When Marlin Wolfe was growing up, he and his sisters would compete to see who could cook the best family dinner.
“I started at an early age,” he said. “Basically I liked cooking right from the age of 12 on and I got involved in it. I had two sisters and once we hit 12 we had to do one meal every night per week so we always challenged each other.”
Wolfe, who from 1995 to 2008 served as the Vancouver Island Symphony’s founding artistic director and conductor, said both his parents were working in order to be able to afford music lessons on top of the everyday necessities. Wolfe and his sisters did their part in the kitchen.
“We really got right into it,” Wolfe said. “We’d do a normal meal, a roast of some kind, or schnitzel, we learned how to make that right away.”

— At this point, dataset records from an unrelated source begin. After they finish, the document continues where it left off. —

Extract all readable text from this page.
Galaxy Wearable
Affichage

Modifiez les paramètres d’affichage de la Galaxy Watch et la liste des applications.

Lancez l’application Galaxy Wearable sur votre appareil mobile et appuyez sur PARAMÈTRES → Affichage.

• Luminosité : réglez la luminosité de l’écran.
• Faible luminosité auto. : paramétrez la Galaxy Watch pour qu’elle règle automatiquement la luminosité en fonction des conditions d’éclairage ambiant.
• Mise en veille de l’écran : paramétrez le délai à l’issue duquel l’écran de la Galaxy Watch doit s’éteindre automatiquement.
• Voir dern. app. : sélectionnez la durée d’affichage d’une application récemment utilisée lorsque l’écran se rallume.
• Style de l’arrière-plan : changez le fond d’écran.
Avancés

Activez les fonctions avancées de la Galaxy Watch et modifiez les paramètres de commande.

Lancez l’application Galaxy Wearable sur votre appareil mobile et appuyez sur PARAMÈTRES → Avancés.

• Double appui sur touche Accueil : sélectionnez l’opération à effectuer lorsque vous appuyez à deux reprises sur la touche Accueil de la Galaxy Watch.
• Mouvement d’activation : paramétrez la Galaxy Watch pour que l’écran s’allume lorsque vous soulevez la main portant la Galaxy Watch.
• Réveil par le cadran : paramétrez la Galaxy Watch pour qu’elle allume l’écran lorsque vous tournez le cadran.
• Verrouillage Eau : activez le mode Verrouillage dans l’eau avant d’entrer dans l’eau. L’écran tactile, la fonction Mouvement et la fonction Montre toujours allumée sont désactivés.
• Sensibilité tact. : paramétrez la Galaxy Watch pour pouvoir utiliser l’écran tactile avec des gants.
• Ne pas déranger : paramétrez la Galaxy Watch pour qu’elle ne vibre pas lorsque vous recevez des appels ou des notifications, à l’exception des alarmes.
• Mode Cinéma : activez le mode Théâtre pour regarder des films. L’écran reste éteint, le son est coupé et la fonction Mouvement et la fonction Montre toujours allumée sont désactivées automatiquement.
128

Wolfe kept up his cooking over the years, noting that he’s gone through upwards of 200 cookbooks in his life. He’s since compiled 142 recipes he’s accumulated over the decades, including some of his own concoctions, in his own cookbook, The Maestro’s Favourites: A Symphony of Taste.
The items range from appetizers to main courses to desserts. Wolfe is particularly fond of the “style” of French cuisine, and French dishes appear in the book as well.
Wolfe even found a way to incorporate his cooking into his professional career as an orchestra violinist and conductor. Wolfe used to cook five-course gourmet dinners for symphony fundraisers. He said he prepared more than 14 dinners during his time with the Vancouver Island Symphony.
Wolfe said food and music share a connection. He said a lot of symphonic musicians enjoy a good meal.
“Most musicians, they don’t really eat too much before a concert because it bogs them down and they have to concentrate so they eat after. And all my life I did that, too … and especially when you’re travelling,” Wolfe said. “So the relationship of being a conductor and conducting good orchestras and food I think go hand-in-hand.”